Norfolk Southern says Baltimore bridge collapse’s cost is more than $25 million per month
Norfolk Southern Corp. is seeing some pressure in its coal business following the collapse of the Francis Scott Key Bridge in Baltimore last month, the railroad operator said Wednesday.
Before market open Wednesday, Norfolk Southern confirmed that its first-quarter results were in line with its preliminary results released earlier this month — despite the impact of the Baltimore bridge collapse during a conference call to discuss the results.
“There is some pressure to our coal business from the Baltimore Bridge disruption,” said Norfolk Southern CFO Mark George.

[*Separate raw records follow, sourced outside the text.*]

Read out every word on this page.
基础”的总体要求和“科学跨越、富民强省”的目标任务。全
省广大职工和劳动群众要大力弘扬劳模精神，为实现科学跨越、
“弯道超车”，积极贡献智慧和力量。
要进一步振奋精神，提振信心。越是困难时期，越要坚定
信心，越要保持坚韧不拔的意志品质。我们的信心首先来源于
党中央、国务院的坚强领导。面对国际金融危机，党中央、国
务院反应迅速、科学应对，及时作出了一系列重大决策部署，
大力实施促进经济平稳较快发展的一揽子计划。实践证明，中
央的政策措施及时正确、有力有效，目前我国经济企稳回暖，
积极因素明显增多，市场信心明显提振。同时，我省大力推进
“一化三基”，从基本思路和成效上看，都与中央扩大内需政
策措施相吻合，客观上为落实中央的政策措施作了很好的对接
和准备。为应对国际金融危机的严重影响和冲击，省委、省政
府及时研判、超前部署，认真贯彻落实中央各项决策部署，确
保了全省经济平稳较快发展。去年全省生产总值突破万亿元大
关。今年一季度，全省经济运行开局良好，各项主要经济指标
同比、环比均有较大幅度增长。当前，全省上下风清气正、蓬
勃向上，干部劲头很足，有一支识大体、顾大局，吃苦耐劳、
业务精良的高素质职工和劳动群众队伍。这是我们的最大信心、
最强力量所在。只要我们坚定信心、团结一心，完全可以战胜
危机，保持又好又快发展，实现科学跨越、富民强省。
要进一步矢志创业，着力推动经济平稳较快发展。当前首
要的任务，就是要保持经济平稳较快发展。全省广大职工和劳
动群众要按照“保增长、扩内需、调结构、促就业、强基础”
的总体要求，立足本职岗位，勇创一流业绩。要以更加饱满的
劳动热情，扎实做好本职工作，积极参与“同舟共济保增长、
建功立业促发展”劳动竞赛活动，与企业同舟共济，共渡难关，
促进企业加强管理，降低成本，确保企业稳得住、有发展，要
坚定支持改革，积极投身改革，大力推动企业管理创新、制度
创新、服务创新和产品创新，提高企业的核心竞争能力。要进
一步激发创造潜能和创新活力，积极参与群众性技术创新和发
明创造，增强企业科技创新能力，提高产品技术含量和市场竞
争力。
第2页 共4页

Despite the port closure, George said that Norfolk Southern still expects to be within its 67% to 68% operating ratio guidance range for the first half of the year, assuming that the channel reopens at the beginning of June. “The revenue impact from the channel closure is in the $25 million to $35 million per month range,” he added.
Norfolk Southern shares fell 4.7% Wednesday, outpacing the S&P 500 index’s decline of 0.4%.

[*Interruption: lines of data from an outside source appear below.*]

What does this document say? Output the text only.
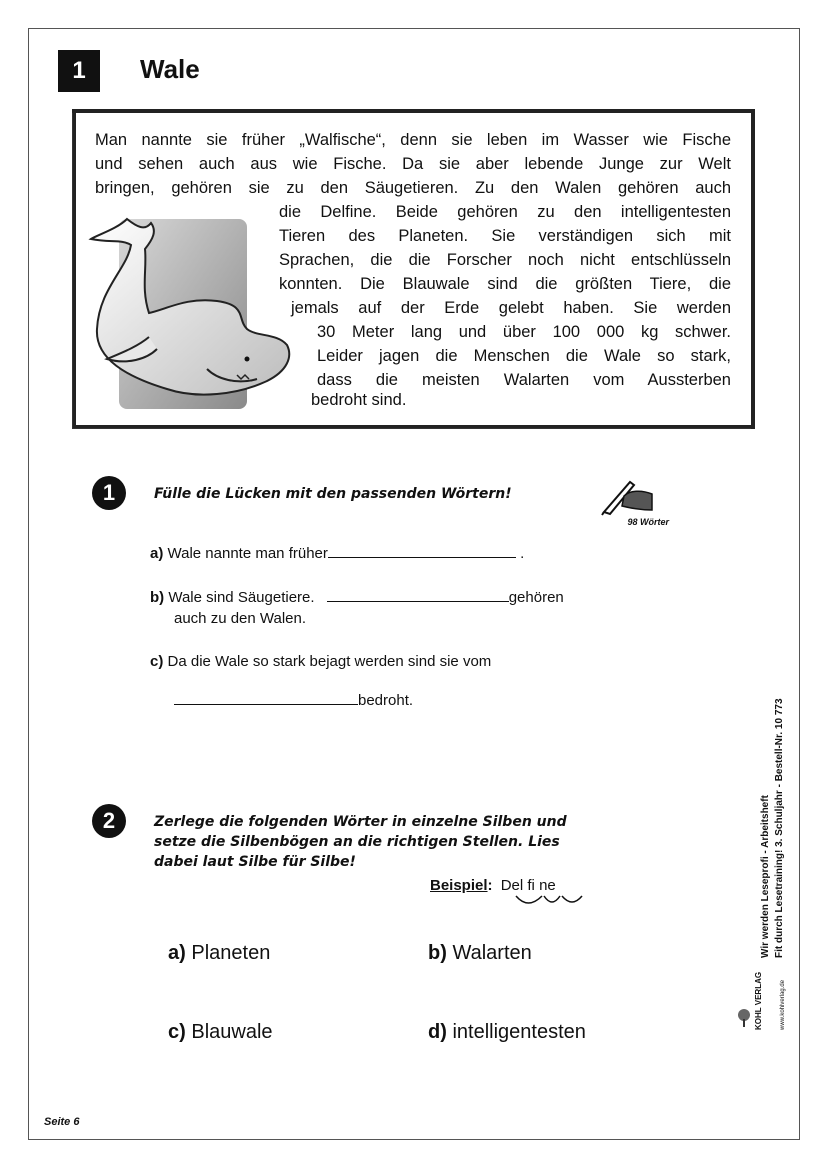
1	Wale
Man nannte sie früher „Walfische“, denn sie leben im Wasser wie Fische
und sehen auch aus wie Fische. Da sie aber lebende Junge zur Welt
bringen, gehören sie zu den Säugetieren. Zu den Walen gehören auch
die Delfine. Beide gehören zu den intelligentesten
Tieren des Planeten. Sie verständigen sich mit
Sprachen, die die Forscher noch nicht entschlüsseln
konnten. Die Blauwale sind die größten Tiere, die
jemals auf der Erde gelebt haben. Sie werden
30 Meter lang und über 100 000 kg schwer.
Leider jagen die Menschen die Wale so stark,
dass die meisten Walarten vom Aussterben
bedroht sind.
98 Wörter
1	Fülle die Lücken mit den passenden Wörtern!
a) Wale nannte man früher	.
b) Wale sind Säugetiere.	gehören
auch zu den Walen.
c) Da die Wale so stark bejagt werden sind sie vom
bedroht.
2	Zerlege die folgenden Wörter in einzelne Silben und
setze die Silbenbögen an die richtigen Stellen. Lies
dabei laut Silbe für Silbe!
Beispiel: Del fi ne
a) Planeten	b) Walarten
c) Blauwale	d) intelligentesten
Wir werden Leseprofi - Arbeitsheft Fit durch Lesetraining! 3. Schuljahr - Bestell-Nr. 10 773
KOHL VERLAG	www.kohlverlag.de
Seite 6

Chief Marketing Officer Ed Elkins said coal volumes will be challenged as high stockpiles and low natural gas prices reduce utility shipments. “In addition, export shipments will be affected by the Baltimore port shutdown,” he said. “We are diligently working with our customers to provide alternate supply chain solutions, and the increased network fluidity is providing the capacity necessary to execute on those solutions.”

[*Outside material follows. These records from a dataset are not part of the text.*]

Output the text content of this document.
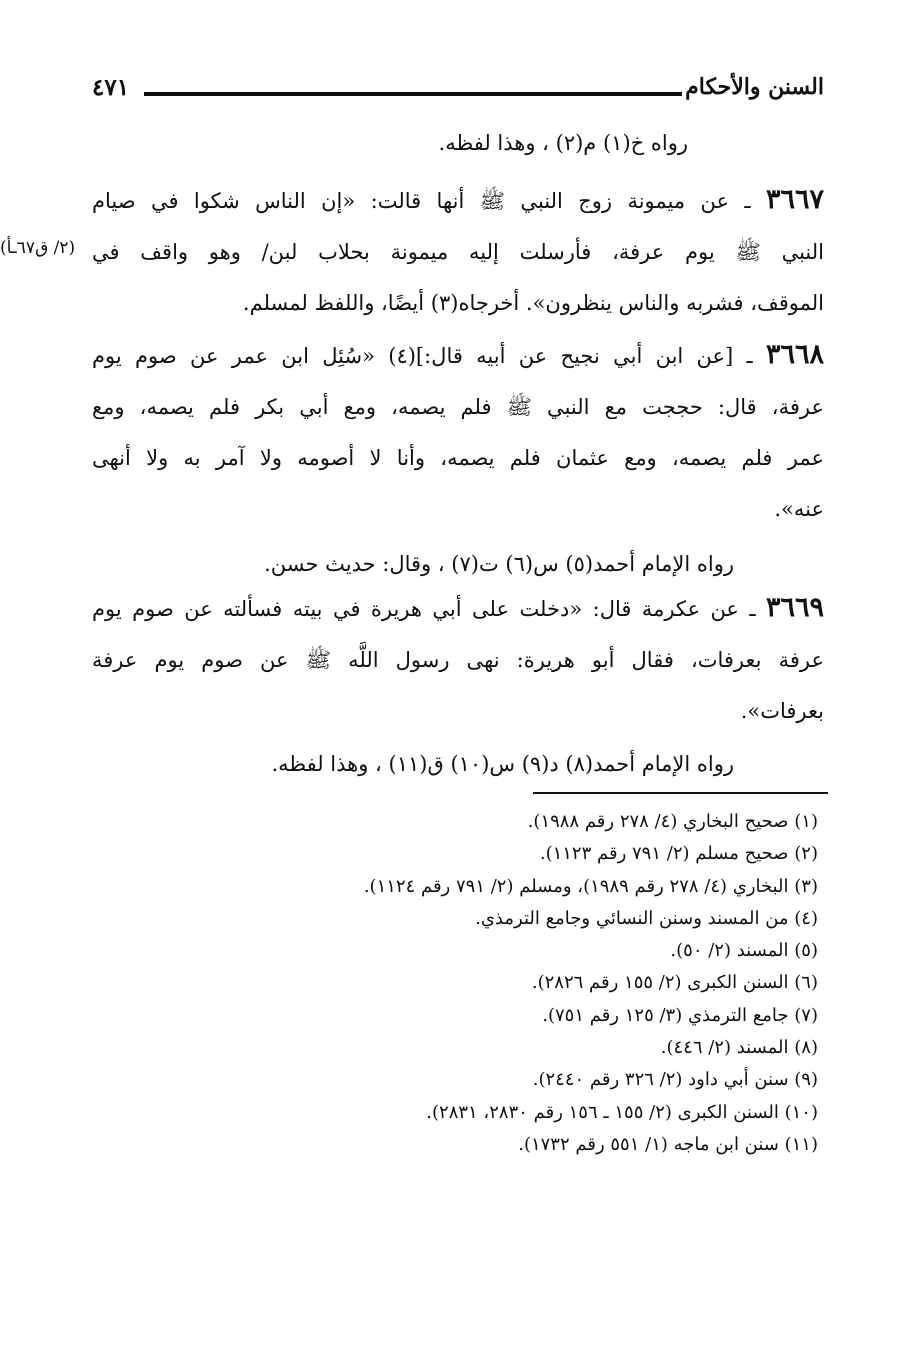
السنن والأحكام
٤٧١
(٢/ ق٦٧ـأ)
رواه خ(١) م(٢) ، وهذا لفظه.
٣٦٦٧ ـ عن ميمونة زوج النبي ﷺ أنها قالت: «إن الناس شكوا في صيام
النبي ﷺ يوم عرفة، فأرسلت إليه ميمونة بحلاب لبن/ وهو واقف في
الموقف، فشربه والناس ينظرون». أخرجاه(٣) أيضًا، واللفظ لمسلم.
٣٦٦٨ ـ [عن ابن أبي نجيح عن أبيه قال:](٤) «سُئِل ابن عمر عن صوم يوم
عرفة، قال: حججت مع النبي ﷺ فلم يصمه، ومع أبي بكر فلم يصمه، ومع
عمر فلم يصمه، ومع عثمان فلم يصمه، وأنا لا أصومه ولا آمر به ولا أنهى
عنه».
رواه الإمام أحمد(٥) س(٦) ت(٧) ، وقال: حديث حسن.
٣٦٦٩ ـ عن عكرمة قال: «دخلت على أبي هريرة في بيته فسألته عن صوم يوم
عرفة بعرفات، فقال أبو هريرة: نهى رسول اللَّه ﷺ عن صوم يوم عرفة
بعرفات».
رواه الإمام أحمد(٨) د(٩) س(١٠) ق(١١) ، وهذا لفظه.
(١) صحيح البخاري (٤/ ٢٧٨ رقم ١٩٨٨).
(٢) صحيح مسلم (٢/ ٧٩١ رقم ١١٢٣).
(٣) البخاري (٤/ ٢٧٨ رقم ١٩٨٩)، ومسلم (٢/ ٧٩١ رقم ١١٢٤).
(٤) من المسند وسنن النسائي وجامع الترمذي.
(٥) المسند (٢/ ٥٠).
(٦) السنن الكبرى (٢/ ١٥٥ رقم ٢٨٢٦).
(٧) جامع الترمذي (٣/ ١٢٥ رقم ٧٥١).
(٨) المسند (٢/ ٤٤٦).
(٩) سنن أبي داود (٢/ ٣٢٦ رقم ٢٤٤٠).
(١٠) السنن الكبرى (٢/ ١٥٥ ـ ١٥٦ رقم ٢٨٣٠، ٢٨٣١).
(١١) سنن ابن ماجه (١/ ٥٥١ رقم ١٧٣٢).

Elkins also noted that seaborne coal prices have weakened as supply has outstripped global demand, a headwind that is expected to continue throughout the remainder of the year.
When Norfolk Southern released its preliminary results, the company said it expects the Baltimore bridge collapse to have a $50 million to $100 million impact on second-quarter revenue. Last week rival CSX Corp., which has been described as the most affected by the Baltimore bridge collapse among major North American railroad operators, said it could lose between $25 million and $30 million in sales a month due to the port closure in the city.
CSX shares were down 3.3% Wednesday.